En realidad es una historia
en dos partes la que vamos a contar; desde luego podríamos ahorrarnos la
primera, pero nos pondrá en antecedentes, y esto ayuda mucho.
Residíamos en el campo, en
una casa señorial, y ocurrió que los señores salieron para pasar el día fuera.
He aquí que llegó de la pequeña ciudad vecina una señora que traía consigo su
perrillo faldero. Según dijo, venía
a proponer que le comprasen acciones de su fábrica de curtidos. Traía también
los papeles y documentos pertinentes, y nosotros le aconsejamos que los
metiese en un sobre y escribiese en él la dirección del propietario de la
finca: «Señor Comisario General de Guerra, Caballero, etc. ».

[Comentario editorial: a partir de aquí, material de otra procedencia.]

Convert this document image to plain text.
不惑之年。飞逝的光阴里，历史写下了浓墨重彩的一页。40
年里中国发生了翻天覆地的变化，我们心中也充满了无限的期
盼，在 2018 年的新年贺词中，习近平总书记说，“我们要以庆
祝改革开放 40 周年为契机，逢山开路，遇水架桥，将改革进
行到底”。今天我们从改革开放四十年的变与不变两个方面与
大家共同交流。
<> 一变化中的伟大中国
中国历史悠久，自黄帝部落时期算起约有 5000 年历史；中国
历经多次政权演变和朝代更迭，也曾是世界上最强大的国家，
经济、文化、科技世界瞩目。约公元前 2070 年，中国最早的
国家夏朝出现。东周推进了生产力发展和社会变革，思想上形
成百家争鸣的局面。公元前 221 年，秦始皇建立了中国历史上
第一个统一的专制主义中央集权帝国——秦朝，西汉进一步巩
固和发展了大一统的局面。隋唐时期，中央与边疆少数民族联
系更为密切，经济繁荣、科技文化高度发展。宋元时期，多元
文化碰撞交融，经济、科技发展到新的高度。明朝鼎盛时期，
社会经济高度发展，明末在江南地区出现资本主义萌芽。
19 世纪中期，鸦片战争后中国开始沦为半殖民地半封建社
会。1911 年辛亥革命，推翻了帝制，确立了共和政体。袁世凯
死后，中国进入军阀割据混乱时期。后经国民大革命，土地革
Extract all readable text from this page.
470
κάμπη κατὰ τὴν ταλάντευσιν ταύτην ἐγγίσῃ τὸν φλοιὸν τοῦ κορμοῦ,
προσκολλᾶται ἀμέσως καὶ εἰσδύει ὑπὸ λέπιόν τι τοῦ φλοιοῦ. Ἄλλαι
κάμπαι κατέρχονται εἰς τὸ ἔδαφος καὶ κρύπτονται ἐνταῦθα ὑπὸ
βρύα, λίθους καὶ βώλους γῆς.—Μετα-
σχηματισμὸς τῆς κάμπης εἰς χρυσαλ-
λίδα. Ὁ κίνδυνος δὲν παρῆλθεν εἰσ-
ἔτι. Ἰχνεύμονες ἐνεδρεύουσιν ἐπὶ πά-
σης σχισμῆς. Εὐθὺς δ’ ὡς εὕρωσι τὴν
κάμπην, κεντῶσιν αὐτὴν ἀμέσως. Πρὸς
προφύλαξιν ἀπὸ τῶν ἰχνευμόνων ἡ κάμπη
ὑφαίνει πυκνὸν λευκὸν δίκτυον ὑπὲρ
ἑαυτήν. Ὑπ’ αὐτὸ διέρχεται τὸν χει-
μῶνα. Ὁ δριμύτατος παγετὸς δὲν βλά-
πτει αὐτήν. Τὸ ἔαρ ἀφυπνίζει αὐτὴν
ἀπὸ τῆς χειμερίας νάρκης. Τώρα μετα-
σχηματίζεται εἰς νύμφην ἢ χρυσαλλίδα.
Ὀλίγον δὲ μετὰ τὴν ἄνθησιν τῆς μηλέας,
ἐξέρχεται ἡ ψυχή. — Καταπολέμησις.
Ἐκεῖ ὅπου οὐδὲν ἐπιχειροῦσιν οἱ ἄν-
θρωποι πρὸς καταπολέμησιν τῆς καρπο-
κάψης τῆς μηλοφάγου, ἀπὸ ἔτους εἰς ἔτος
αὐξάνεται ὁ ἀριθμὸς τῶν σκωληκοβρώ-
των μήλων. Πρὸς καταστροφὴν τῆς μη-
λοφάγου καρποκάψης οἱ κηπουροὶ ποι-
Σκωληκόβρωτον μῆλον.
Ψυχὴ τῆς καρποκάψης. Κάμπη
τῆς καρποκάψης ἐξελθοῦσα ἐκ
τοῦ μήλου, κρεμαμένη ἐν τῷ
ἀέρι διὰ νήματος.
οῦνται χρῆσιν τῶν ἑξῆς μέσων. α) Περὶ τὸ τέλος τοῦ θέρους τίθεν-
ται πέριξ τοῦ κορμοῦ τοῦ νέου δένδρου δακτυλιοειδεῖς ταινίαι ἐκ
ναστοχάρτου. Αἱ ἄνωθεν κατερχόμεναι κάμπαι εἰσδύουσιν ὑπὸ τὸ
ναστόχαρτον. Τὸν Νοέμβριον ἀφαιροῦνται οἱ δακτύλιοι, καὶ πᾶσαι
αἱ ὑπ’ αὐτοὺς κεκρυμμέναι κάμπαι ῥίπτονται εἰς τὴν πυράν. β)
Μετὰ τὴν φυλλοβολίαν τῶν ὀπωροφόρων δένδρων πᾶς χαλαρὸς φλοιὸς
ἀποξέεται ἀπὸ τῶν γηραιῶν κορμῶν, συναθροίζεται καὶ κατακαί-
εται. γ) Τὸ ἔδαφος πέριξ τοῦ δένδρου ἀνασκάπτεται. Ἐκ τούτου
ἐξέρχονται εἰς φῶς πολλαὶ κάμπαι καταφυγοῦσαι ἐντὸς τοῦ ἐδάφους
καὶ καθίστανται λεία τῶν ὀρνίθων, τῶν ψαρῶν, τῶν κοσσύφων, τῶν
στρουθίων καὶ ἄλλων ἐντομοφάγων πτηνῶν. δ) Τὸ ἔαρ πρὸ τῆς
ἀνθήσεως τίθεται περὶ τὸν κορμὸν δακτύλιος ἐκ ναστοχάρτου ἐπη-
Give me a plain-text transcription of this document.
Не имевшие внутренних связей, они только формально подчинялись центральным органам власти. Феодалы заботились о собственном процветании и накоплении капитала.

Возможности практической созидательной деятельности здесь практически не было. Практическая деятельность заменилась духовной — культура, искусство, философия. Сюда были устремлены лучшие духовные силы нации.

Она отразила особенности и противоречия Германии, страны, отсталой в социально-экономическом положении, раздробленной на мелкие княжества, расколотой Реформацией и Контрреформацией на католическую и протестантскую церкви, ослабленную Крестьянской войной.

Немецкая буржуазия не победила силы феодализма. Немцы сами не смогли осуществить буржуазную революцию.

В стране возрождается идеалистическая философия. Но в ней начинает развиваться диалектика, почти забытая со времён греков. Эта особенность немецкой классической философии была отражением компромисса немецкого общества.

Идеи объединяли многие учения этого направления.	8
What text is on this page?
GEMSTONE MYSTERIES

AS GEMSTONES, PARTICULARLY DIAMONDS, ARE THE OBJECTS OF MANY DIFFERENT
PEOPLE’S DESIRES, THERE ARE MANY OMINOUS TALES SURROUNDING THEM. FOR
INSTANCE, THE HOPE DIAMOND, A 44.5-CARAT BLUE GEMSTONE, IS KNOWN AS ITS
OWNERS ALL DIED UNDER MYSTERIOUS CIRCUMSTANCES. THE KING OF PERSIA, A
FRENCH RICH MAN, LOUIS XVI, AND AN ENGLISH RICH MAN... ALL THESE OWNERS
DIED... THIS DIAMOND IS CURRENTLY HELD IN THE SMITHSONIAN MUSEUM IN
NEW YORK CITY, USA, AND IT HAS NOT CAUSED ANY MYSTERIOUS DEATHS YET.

Siguió nuestro consejo, tomó
la pluma, quedose un momento pensativa y luego nos pidió que le repitiésemos la
dirección, pero hablando despacio. Así lo hicimos, y ella empezó a escribir;
pero cuando estaba en lo del Comisario General, se interrumpió y, suspirando,
dijo: ‑¡Soy una simple mujer!‑. Mientras escribía había depositado el
gozquecillo en el suelo, y el animalito gruñía... Después de todo, su dueña lo
había llevado consigo para distraerle y porque, además, lo creía bueno para su
salud; por consiguiente, no estaba nada bien que lo dejase en el suelo. Era un
perrito de nariz chata y lomo rechoncho.
‑No muerde ‑dijo la mujer,
no tiene dientes. Es como un miembro de la familia, muy fiel y muy gruñón, pero
esto es culpa de mis nietos. Juegan a bodas y se empeñan en que él haga de
doncella de honor, y esto saca de quicio al viejo cascarrabias.
Y, dejando los papeles,
cogió en brazos al perrillo. Tal es la primera parte -que bien podríamos
habernos ahorrado.
‑El perrillo murió‑. Aquí
empieza la segunda parte.
Fue cosa de una semana más
tarde. Fuimos a la ciudad y nos alojamos en la fonda. Nuestras
ventanas daban al patio, el cual estaba dividido en dos partes por un tabique
de planchas; en una de ellas colgaban pellejos, en bruto o curtidos; había allí
todos los utensilios propios de una tenerla, que era la de la viuda. El perrillo había
muerto aquella semana y lo habían enterrado en el patio; los nietos de la viuda
‑la viuda del curtidor, entendámonos pues el perro no habla estado nunca casado‑
estaban cubriendo la tumba; era una tumba espléndida, en la que debía dar gusto
reposar.
La sepultura había sido
cercada con cascos de loza y cubierta de arena; como remate habían colocado
media botella de cerveza con el cuello hacia arriba, lo cual no debe entenderse
como una alusión.
Los niños bailaron alrededor
de la tumba, y el mayor, un chiquillo de 7 años, dotado de un gran sentido
práctico, propuso celebrar una exposición de la sepultura del perro, a la que
pudiesen concurrir todos los de la callejuela; el precio de la entrada sería un
botón de pantalones; era una cosa que todos los muchachos tenían y que podían
también prestar a las niñas. La propuesta fue aprobada por unanimidad.
Todos los chiquillos del
callejón y de la otra calleja trasera acudieron y abonaron su botón. Fueron
muchos los que aquella tarde regresaron a sus casas con un solo tirante
abrochado pero en cambio habían visto la tumba del perrillo, y bien valía esto
el sacrificio.
Pero fuera, frente al patio
de la tenería, junto a la puerta, había una niñita andrajosa, pero muy linda con un magnífico pelo ensortijado y unos
ojos tan azules y límpidos, que era una delicia mirarlos. Permanecía
callada, y tampoco lloraba, pero cada vez que la puerta se abría, lanzaba una
mirada al patio hasta donde alcanzaba su vista. No tenía ningún botón, bien lo
sabía; por eso se estuvo allá fuera cariacontecida, hasta que todos los demás
se hubieron marchado después de visitar la tumba. Entonces ,
ella se sentó en el suelo, y cubriéndose los
ojos con las manecitas morenas, rompió a llorar: era la única que no
había visto la tumba del perrillo. ¡Era una pena tan grande, como cualquiera de
las que los mayores podamos sentir!
Nosotros contemplamos la
escena desde arriba. Y vista desde arriba era una escena como tantas que pueden
presenciarse, y que a veces inducen incluso a sonreir... Tal es la historia, y
quien no la comprenda, que vaya a comprar una acción en la tenería de la viuda.